Introduction
In machine learning, dealing with categorical variables is a common task. Categorical variables represent data that can take a limited, fixed number of possible values, such as colors, types of animals, or levels of education. However, most machine learning algorithms require numerical input, which means that categorical variables must be converted into numerical form before they can be used for training a model.
Understanding Ordinal Encoding
Generally we always have two types of data, ordinal and nominal . Nominal data are those data which can be classified without ordering and ranking where Ordinal data always have predefined natural ranking and ordering , for nominal data we use One-Hot Encoding & in case of Ordinal data we prefer Ordinal Encoding.

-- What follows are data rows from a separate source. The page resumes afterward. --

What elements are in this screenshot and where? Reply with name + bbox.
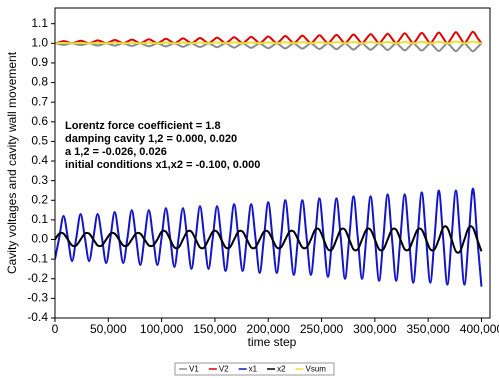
x-tick-label: 300,000 [353, 322, 397, 336]
x-tick-label: 350,000 [406, 322, 450, 336]
plot-frame [54, 7, 491, 319]
y-tick-label: 0.9 [31, 55, 48, 69]
x-axis-label: time step [248, 335, 297, 349]
series-line [55, 30, 483, 45]
y-tick-label: 0.0 [31, 232, 48, 246]
x-tick-label: 200,000 [247, 322, 291, 336]
y-tick-label: 0.3 [31, 173, 48, 187]
x-tick-label: 50,000 [90, 322, 127, 336]
y-tick-label: 1.0 [31, 35, 48, 49]
y-tick-label: 0.1 [31, 212, 48, 226]
y-tick-label: -0.3 [27, 291, 48, 305]
legend-label: x1 [249, 365, 258, 374]
annotation: initial conditions x1,x2 = -0.100, 0.000 [65, 159, 260, 171]
legend-label: V1 [189, 365, 199, 374]
annotation: damping cavity 1,2 = 0.000, 0.020 [65, 133, 237, 145]
y-tick-label: -0.1 [27, 251, 48, 265]
x-tick-label: 100,000 [140, 322, 184, 336]
series-line [55, 225, 483, 254]
annotation: a 1,2 = -0.026, 0.026 [65, 146, 167, 158]
y-tick-label: -0.2 [27, 271, 48, 285]
y-tick-label: 0.7 [31, 94, 48, 108]
x-tick-label: 0 [52, 322, 59, 336]
legend-label: Vsum [306, 365, 327, 374]
y-tick-label: 0.4 [31, 153, 48, 167]
y-tick-label: 1.1 [31, 16, 48, 30]
y-tick-label: 0.5 [31, 134, 48, 148]
x-tick-label: 150,000 [193, 322, 237, 336]
y-tick-label: -0.4 [27, 310, 48, 324]
y-tick-label: 0.6 [31, 114, 48, 128]
legend-label: x2 [277, 365, 286, 374]
annotation: Lorentz force coefficient = 1.8 [65, 120, 221, 132]
x-tick-label: 250,000 [300, 322, 344, 336]
legend: V1 V2 x1 x2 Vsum [174, 362, 335, 376]
x-tick-label: 400,000 [460, 322, 499, 336]
legend-label: V2 [219, 365, 229, 374]
y-tick-label: 0.2 [31, 192, 48, 206]
y-tick-label: 0.8 [31, 75, 48, 89]
legend-box [174, 362, 335, 376]
series-line [55, 40, 482, 45]
series-line [55, 42, 483, 53]
y-axis-label: Cavity voltages and cavity wall movement [5, 51, 19, 274]
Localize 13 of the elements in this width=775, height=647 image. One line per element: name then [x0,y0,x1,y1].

Example. Let’s understand Ordinal and nominal data with example,
In the above table both columns have categorical values . We can see that Review column can be converted into numeric ordering/ranking like 0 for bad , 1 for good and 2 for excellent hence it is Ordinal data but in case of Car_Brand column we can only put them in different category and can’t give numeric ordering/ranking hence it Nominal data .
Here, In this technique we will encode an ordinal categorical feature as an integer array. We use the ordinal encoding technique only for the ordinal categorical column of the input columns .
Understanding Label Encoding
We use this technique only for the target label i.e ‘Y’ . In this Encoding process we encode the target label with the values between 0 to (n_classes - 1).
It doesn’t provide any proper ordering or ranking, only assign them a unique numeric value to each class of the data .
Implementation
import numpy as np
import pandas as pd
#Create A dataset to understand the Implementation
data = {'Student id': [101, 102, 103, 104, 105,106,107,108,109,110,111],
'Grade': ['D','A','C','F','C','A','E','B','D','F','B'],
'Remarks': ['Improve', 'Excellent', 'Good', 'WorkHard','Good', 'Excellent','Try Again','Great','Improve','WorkHard','Great'],
'Result': ['P', 'P', 'P', 'F','P', 'P','F','P','P','F','P'],
}
# cover the dataset into pandas dataframe
df = pd.DataFrame(data)
# View the table to analyze the data.
df
Student_id column have only numeric values already then proceed and encode the remaining columns .
df=df.iloc[:,1:]
df
#split the data frame into test & train
from sklearn.model_selection import train_test_split
X_train,X_test,Y_train,Y_test = train_test_split(df.iloc[:,0:2],df.iloc[:,-1],test_size=0.2)
# to perform ordinal encoding we will import OrdinalEncoder from sklearn
from sklearn.preprocessing import OrdinalEncoder
#Lets see our splited dataframe
X_train
Y_train.head(8)
# now create the object of OrdinalEncoder class and pass parameter categories to that as a list
oe = OrdinalEncoder(categories=[['F','E','D','C','B','A' ],['WorkHard','Try Again','Improve','Good','Great','Excellent']])
oe.fit(X_train)
Now transform the X_train and X_test
X_train =oe.transform(X_train)
X_test = oe.transform(X_test)
#Now check the encode from of X_train
X_train
X_test
We have successfully completed the ordinal encoding process ,Now input data i.e X_train & X_test set is ready to fit in any ML model.
#Now import the LaberEncoder from sklearn to perform Label encoding
from sklearn.preprocessing import LabelEncoder
# Create the object of the LabelEncoder Class
le = LabelEncoder()
le.fit(Y_train)
le.classes_
#transform
Y_train = le.transform(Y_train)
Y_test = le.transform(Y_test)
#veiw the Y_train encoded
Y_train
# View the Y test in ecoded form
Y_test
Now we have seccessfull encoded the X_train,X_test,Y_train and Y_test .
Conclusion
Ordinal encoding is used for categorical variables with a natural ranking, while label encoding is applied to the target label, assigning unique numeric values without establishing order. Choosing the right encoding method ensures accurate representation for machine learning models.